Tre ipotesi sul caso Frigo

E’ una canaglia. Si farà un mese di carcere ed è anche poco”. Così Giancarlo Ferretti, team manager della squadra professionistica di ciclismo Fassa Bortolo, ha commentato qualche giorno fa, al termine delle tappe alpine del Tour de France, la notizia del fermo da parte della polizia francese del suo corridore Dario Frigo e della moglie, sulla cui automobile erano state ritrovate una decina di fiale di Epo, l’eritropoietina sintetica, sostanza dopante capace di “pompare” illecitamente globuli rossi nel sangue degli atleti e vero flagello del ciclismo da una quindicina d’anni a questa parte. Frigo era già stato arrestato e squalificato quattro anni fa durante il Giro d’Italia per analoghi motivi. Ora il ciclista oltre alla galera (che peraltro, contrariamente alla forsennata richiesta del suo team manager, non ha ancora subìto, essendo stato posto in libertà vigilata dal procuratore francese che ha seguito la vicenda) rischia la squalifica a vita dal professionismo. Giustamente.
Però in tutta la vicenda più ancora delle fiale in possesso di Frigo ciò che sconcerta sono le parole usate da Ferretti. Noi riusciamo a spiegarcele con tre ipotesi: la prima è che Ferretti sia un po’ (tanto) distratto, la seconda è che sia una persona di saldi principi morali tanto quanto il suo corridore, la terza adesso non ci viene in mente, ma certamente ci sarà.
Prima ipotesi: Ferretti è un po’ (tanto) distratto e Frigo gliel’ha fatta sotto il naso.
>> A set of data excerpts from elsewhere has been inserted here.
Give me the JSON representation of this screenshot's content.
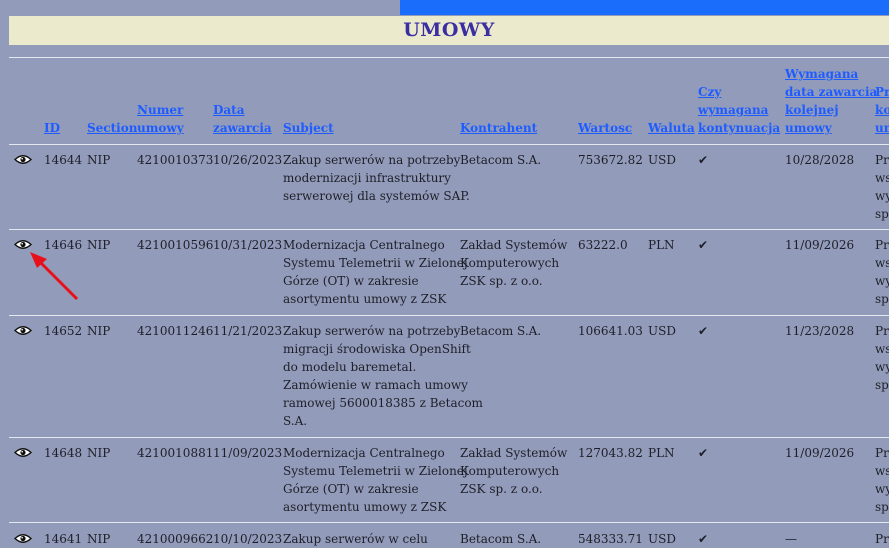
{
  "page": {
    "title": "UMOWY"
  },
  "columns": [
    "ID",
    "Section",
    "Numer umowy",
    "Data zawarcia",
    "Subject",
    "Kontrahent",
    "Wartosc",
    "Waluta",
    "Czy wymagana kontynuacja",
    "Wymagana data zawarcia kolejnej umowy",
    "Prz kol um"
  ],
  "rows": [
    {
      "id": "14644",
      "section": "NIP",
      "numer": "4210010373",
      "data": "10/26/2023",
      "subject": [
        "Zakup serwerów na potrzeby",
        "modernizacji infrastruktury",
        "serwerowej dla systemów SAP."
      ],
      "kontrahent": [
        "Betacom S.A."
      ],
      "wartosc": "753672.82",
      "waluta": "USD",
      "kontynuacja": "✔",
      "wymagana": "10/28/2028",
      "last": [
        "Prz",
        "ws",
        "wy",
        "spr"
      ]
    },
    {
      "id": "14646",
      "section": "NIP",
      "numer": "4210010596",
      "data": "10/31/2023",
      "subject": [
        "Modernizacja Centralnego",
        "Systemu Telemetrii w Zielonej",
        "Górze (OT) w zakresie",
        "asortymentu umowy z ZSK"
      ],
      "kontrahent": [
        "Zakład Systemów",
        "Komputerowych",
        "ZSK sp. z o.o."
      ],
      "wartosc": "63222.0",
      "waluta": "PLN",
      "kontynuacja": "✔",
      "wymagana": "11/09/2026",
      "last": [
        "Prz",
        "ws",
        "wy",
        "spr"
      ]
    },
    {
      "id": "14652",
      "section": "NIP",
      "numer": "4210011246",
      "data": "11/21/2023",
      "subject": [
        "Zakup serwerów na potrzeby",
        "migracji środowiska OpenShift",
        "do modelu baremetal.",
        "Zamówienie w ramach umowy",
        "ramowej 5600018385 z Betacom",
        "S.A."
      ],
      "kontrahent": [
        "Betacom S.A."
      ],
      "wartosc": "106641.03",
      "waluta": "USD",
      "kontynuacja": "✔",
      "wymagana": "11/23/2028",
      "last": [
        "Prz",
        "ws",
        "wy",
        "spr"
      ]
    },
    {
      "id": "14648",
      "section": "NIP",
      "numer": "4210010881",
      "data": "11/09/2023",
      "subject": [
        "Modernizacja Centralnego",
        "Systemu Telemetrii w Zielonej",
        "Górze (OT) w zakresie",
        "asortymentu umowy z ZSK"
      ],
      "kontrahent": [
        "Zakład Systemów",
        "Komputerowych",
        "ZSK sp. z o.o."
      ],
      "wartosc": "127043.82",
      "waluta": "PLN",
      "kontynuacja": "✔",
      "wymagana": "11/09/2026",
      "last": [
        "Prz",
        "ws",
        "wy",
        "spr"
      ]
    },
    {
      "id": "14641",
      "section": "NIP",
      "numer": "4210009662",
      "data": "10/10/2023",
      "subject": [
        "Zakup serwerów w celu"
      ],
      "kontrahent": [
        "Betacom S.A."
      ],
      "wartosc": "548333.71",
      "waluta": "USD",
      "kontynuacja": "✔",
      "wymagana": "—",
      "last": [
        "Prz"
      ]
    }
  ]
}
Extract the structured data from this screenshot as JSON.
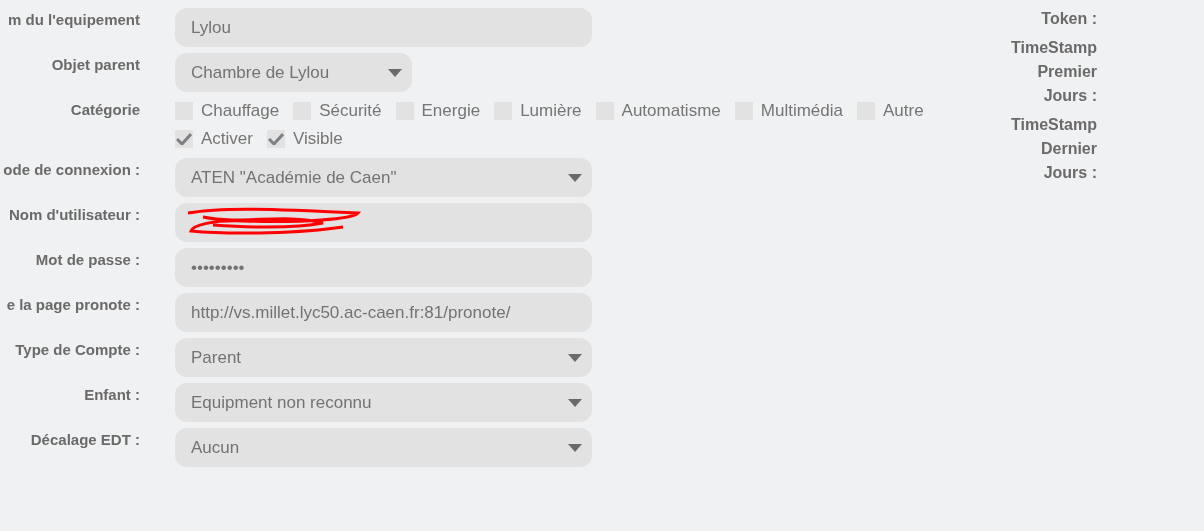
{
  "form": [
    {
      "kind": "text",
      "label": "m du l'equipement",
      "value": "Lylou"
    },
    {
      "kind": "select",
      "label": "Objet parent",
      "value": "Chambre de Lylou",
      "narrow": true
    },
    {
      "kind": "checks",
      "label": "Catégorie",
      "options": [
        {
          "label": "Chauffage",
          "checked": false
        },
        {
          "label": "Sécurité",
          "checked": false
        },
        {
          "label": "Energie",
          "checked": false
        },
        {
          "label": "Lumière",
          "checked": false
        },
        {
          "label": "Automatisme",
          "checked": false
        },
        {
          "label": "Multimédia",
          "checked": false
        },
        {
          "label": "Autre",
          "checked": false
        }
      ]
    },
    {
      "kind": "checks",
      "options": [
        {
          "label": "Activer",
          "checked": true
        },
        {
          "label": "Visible",
          "checked": true
        }
      ]
    },
    {
      "kind": "select",
      "label": "ode de connexion :",
      "value": "ATEN \"Académie de Caen\""
    },
    {
      "kind": "text",
      "label": "Nom d'utilisateur :",
      "redacted": true
    },
    {
      "kind": "text",
      "label": "Mot de passe :",
      "value": "•••••••••"
    },
    {
      "kind": "text",
      "label": "e la page pronote :",
      "value": "http://vs.millet.lyc50.ac-caen.fr:81/pronote/"
    },
    {
      "kind": "select",
      "label": "Type de Compte :",
      "value": "Parent"
    },
    {
      "kind": "select",
      "label": "Enfant :",
      "value": "Equipment non reconnu"
    },
    {
      "kind": "select",
      "label": "Décalage EDT :",
      "value": "Aucun"
    }
  ],
  "info": [
    {
      "label": "Token :"
    },
    {
      "label": "TimeStamp Premier Jours :"
    },
    {
      "label": "TimeStamp Dernier Jours :"
    }
  ]
}
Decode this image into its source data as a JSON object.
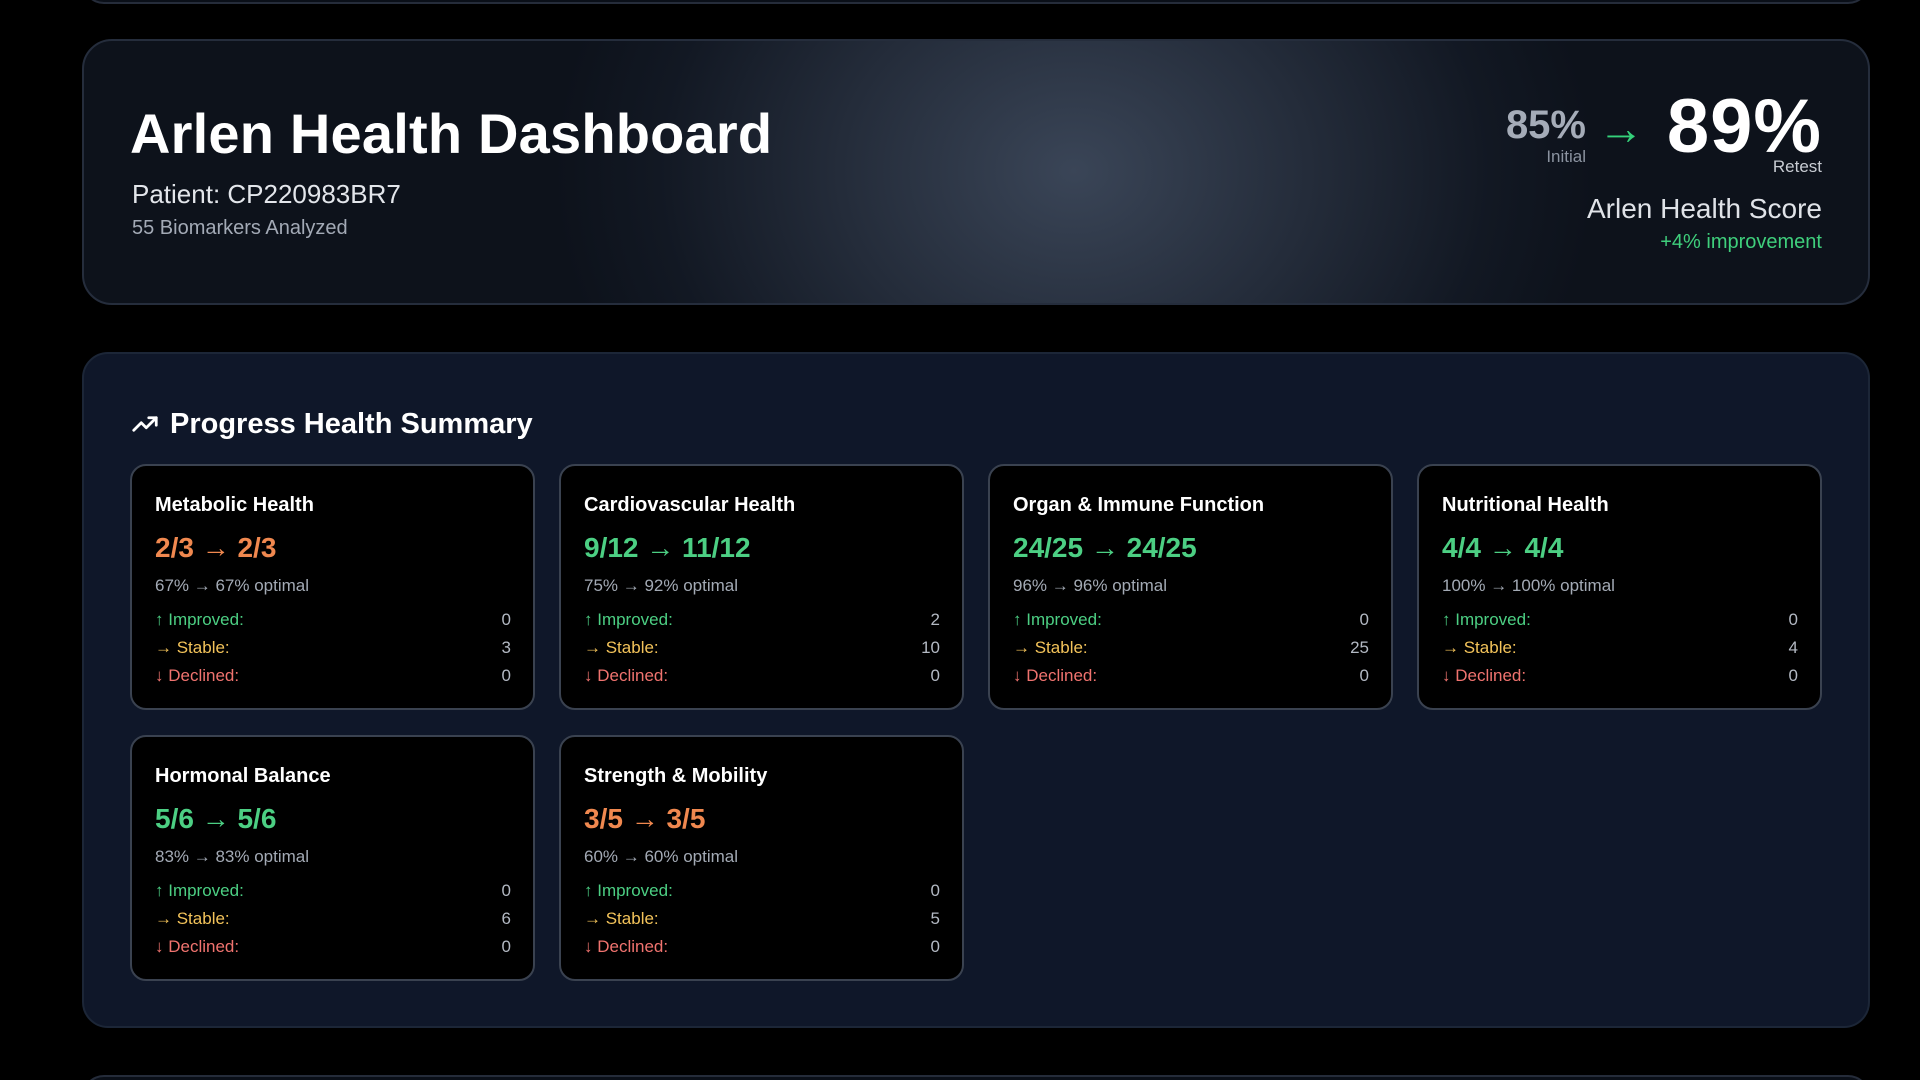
{
  "header": {
    "title": "Arlen Health Dashboard",
    "patient": "Patient: CP220983BR7",
    "biomarkers": "55 Biomarkers Analyzed",
    "score": {
      "initial_value": "85%",
      "initial_label": "Initial",
      "arrow": "→",
      "retest_value": "89%",
      "retest_label": "Retest",
      "name": "Arlen Health Score",
      "improvement": "+4% improvement"
    }
  },
  "summary": {
    "title": "Progress Health Summary",
    "icon": "trending-up-icon",
    "stat_labels": {
      "improved": "↑ Improved:",
      "stable": "→ Stable:",
      "declined": "↓ Declined:"
    },
    "categories": [
      {
        "name": "Metabolic Health",
        "ratio": "2/3 → 2/3",
        "optimal": "67% → 67% optimal",
        "improved": "0",
        "stable": "3",
        "declined": "0",
        "status_color": "#f0884f"
      },
      {
        "name": "Cardiovascular Health",
        "ratio": "9/12 → 11/12",
        "optimal": "75% → 92% optimal",
        "improved": "2",
        "stable": "10",
        "declined": "0",
        "status_color": "#4ccf83"
      },
      {
        "name": "Organ & Immune Function",
        "ratio": "24/25 → 24/25",
        "optimal": "96% → 96% optimal",
        "improved": "0",
        "stable": "25",
        "declined": "0",
        "status_color": "#4ccf83"
      },
      {
        "name": "Nutritional Health",
        "ratio": "4/4 → 4/4",
        "optimal": "100% → 100% optimal",
        "improved": "0",
        "stable": "4",
        "declined": "0",
        "status_color": "#4ccf83"
      },
      {
        "name": "Hormonal Balance",
        "ratio": "5/6 → 5/6",
        "optimal": "83% → 83% optimal",
        "improved": "0",
        "stable": "6",
        "declined": "0",
        "status_color": "#4ccf83"
      },
      {
        "name": "Strength & Mobility",
        "ratio": "3/5 → 3/5",
        "optimal": "60% → 60% optimal",
        "improved": "0",
        "stable": "5",
        "declined": "0",
        "status_color": "#f0884f"
      }
    ]
  },
  "colors": {
    "improved": "#4ccf83",
    "stable": "#f3c35a",
    "declined": "#f0736f",
    "accent_green": "#34d17a",
    "section_bg": "#0f1729"
  }
}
Possibile? Nell’ipotesi che Ferretti sia un po’ (tanto) distratto, sì. Certo, bisogna presupporre nel team manager una miopia che rasenti la cecità: nel ciclismo professionistico ogni squadra, per ovvi motivi, segue la condizione e la preparazione fisica dei propri corridori con meticolosità, con continue analisi, con test sullo stato di forma. Inoltre, durante i grandi giri o le “campagne” per le classiche corridori, allenatori, meccanici, preparatori atletici, medici e personale di una squadra vivono, praticamente, in una sorta di comune, una carovana in cui stanno per settimane gomito a gomito, continuamente in contatto. L’Epo non è una pasticca di anfetamine: deve essere iniettata e l’organismo deve essere tenuto sotto controllo, giacché i rischi per la salute di una persona sana che la assuma sono elevati. Difficile pensare a una gestione autonoma e nascosta del doping da parte del corridore senza il coinvolgimento di ambienti della squadra e, quindi, almeno moralmente anche del team manager. Certo, a meno di supporre, come si premetteva, che quest’ultimo sia un po’ (tanto) distratto.
Oppure, seconda ipotesi, che sia una persona di saldi principi morali tanto quanto e forse più ancora del suo corridore dopato: che, cioè, sapesse tutto perfettamente e, quando il marciume è stato scoperto, abbia scaricato il disgraziato al suo destino, prendendo le distanze da lui con le parole che abbiamo riportato all’inizio e che, francamente, mettono un po’ i brividi, come sempre quando qualcuno si mette a gridare che qualcun altro dovrebbe andare in galera e a compiacersi della cosa. Poi, si diceva, ci sarebbe la terza ipotesi. Cioè, certamente ci sarà. Ma a noi continua a non venire in mente.